I think it is important to list the user data that SonarQube handles per account (you can check the SonarQube’s database schema “User” table):
- Email Address
- Last connection date
- Creation date
And as per GDPR “If it is possible to identify an individual directly from the information you are processing, then that information may be personal data.”. I am sure you are perfectly aware of this - I just want to make sure we are on the same page before discussing the issue.
Now, having this in mind, SonarQube offers the possibility to deactivate a user account either via the Web API or the UI. When deactivating a user, its Email Address is erased from the database. Still, the name and login are kept on the record, which is technically needed today in order not to compromise the database integrity.
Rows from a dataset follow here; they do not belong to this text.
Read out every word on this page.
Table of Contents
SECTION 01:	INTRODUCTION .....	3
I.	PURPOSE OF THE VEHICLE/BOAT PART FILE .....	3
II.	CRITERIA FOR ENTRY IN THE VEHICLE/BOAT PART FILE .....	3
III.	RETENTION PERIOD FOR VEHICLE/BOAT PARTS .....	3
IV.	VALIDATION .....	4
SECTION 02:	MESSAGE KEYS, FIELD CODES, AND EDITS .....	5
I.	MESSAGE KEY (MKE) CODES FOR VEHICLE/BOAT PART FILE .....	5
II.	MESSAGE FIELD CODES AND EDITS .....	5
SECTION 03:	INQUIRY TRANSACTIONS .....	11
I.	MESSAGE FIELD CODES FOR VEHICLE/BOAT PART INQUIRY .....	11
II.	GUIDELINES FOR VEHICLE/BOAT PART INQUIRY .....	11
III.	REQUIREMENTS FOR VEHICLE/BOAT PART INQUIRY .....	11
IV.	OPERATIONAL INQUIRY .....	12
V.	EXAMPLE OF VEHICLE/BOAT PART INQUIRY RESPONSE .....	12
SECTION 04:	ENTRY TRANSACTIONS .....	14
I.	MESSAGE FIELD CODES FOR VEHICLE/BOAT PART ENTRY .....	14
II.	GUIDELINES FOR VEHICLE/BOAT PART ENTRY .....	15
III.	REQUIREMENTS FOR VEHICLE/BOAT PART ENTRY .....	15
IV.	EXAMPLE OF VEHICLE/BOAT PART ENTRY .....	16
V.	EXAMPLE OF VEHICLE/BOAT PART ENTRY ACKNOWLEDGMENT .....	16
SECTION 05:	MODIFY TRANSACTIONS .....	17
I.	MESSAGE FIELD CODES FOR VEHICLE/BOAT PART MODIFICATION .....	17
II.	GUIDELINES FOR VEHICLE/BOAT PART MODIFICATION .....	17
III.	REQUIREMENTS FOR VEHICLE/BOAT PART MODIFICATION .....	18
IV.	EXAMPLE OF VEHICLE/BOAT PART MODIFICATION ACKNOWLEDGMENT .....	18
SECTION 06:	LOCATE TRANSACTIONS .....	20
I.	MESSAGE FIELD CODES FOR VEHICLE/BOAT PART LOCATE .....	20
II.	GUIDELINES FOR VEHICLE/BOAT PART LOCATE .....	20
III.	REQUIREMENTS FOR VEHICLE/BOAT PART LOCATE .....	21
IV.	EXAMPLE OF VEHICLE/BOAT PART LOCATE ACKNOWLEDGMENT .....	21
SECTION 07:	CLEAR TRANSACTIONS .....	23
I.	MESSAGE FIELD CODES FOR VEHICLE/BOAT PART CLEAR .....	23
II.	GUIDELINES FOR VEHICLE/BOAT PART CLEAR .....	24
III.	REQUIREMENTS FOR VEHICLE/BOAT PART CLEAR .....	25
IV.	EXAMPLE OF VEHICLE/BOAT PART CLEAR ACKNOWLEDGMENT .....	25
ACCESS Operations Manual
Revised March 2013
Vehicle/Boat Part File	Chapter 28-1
Since we cannot offer SQL queries to remove this record from the database, I would suggest exploring the data obfuscation method so that the user cannot be identifiable and therefore the “Personal Data” notion of GDPR is not triggered - which should allow you to be GDPR compliant (double check with your legal advice). For this, you can use the POST api/users/update endpoint and obfuscate both the login and name of the user record before proceeding to its deactivation.
Please note that there is also a ticket on our side (SONAR-7243) as we plan to allow administrators to fully delete a user record with all its data in the future. You can vote/follow on this ticket if the obfuscation approach does not satisfy your needs.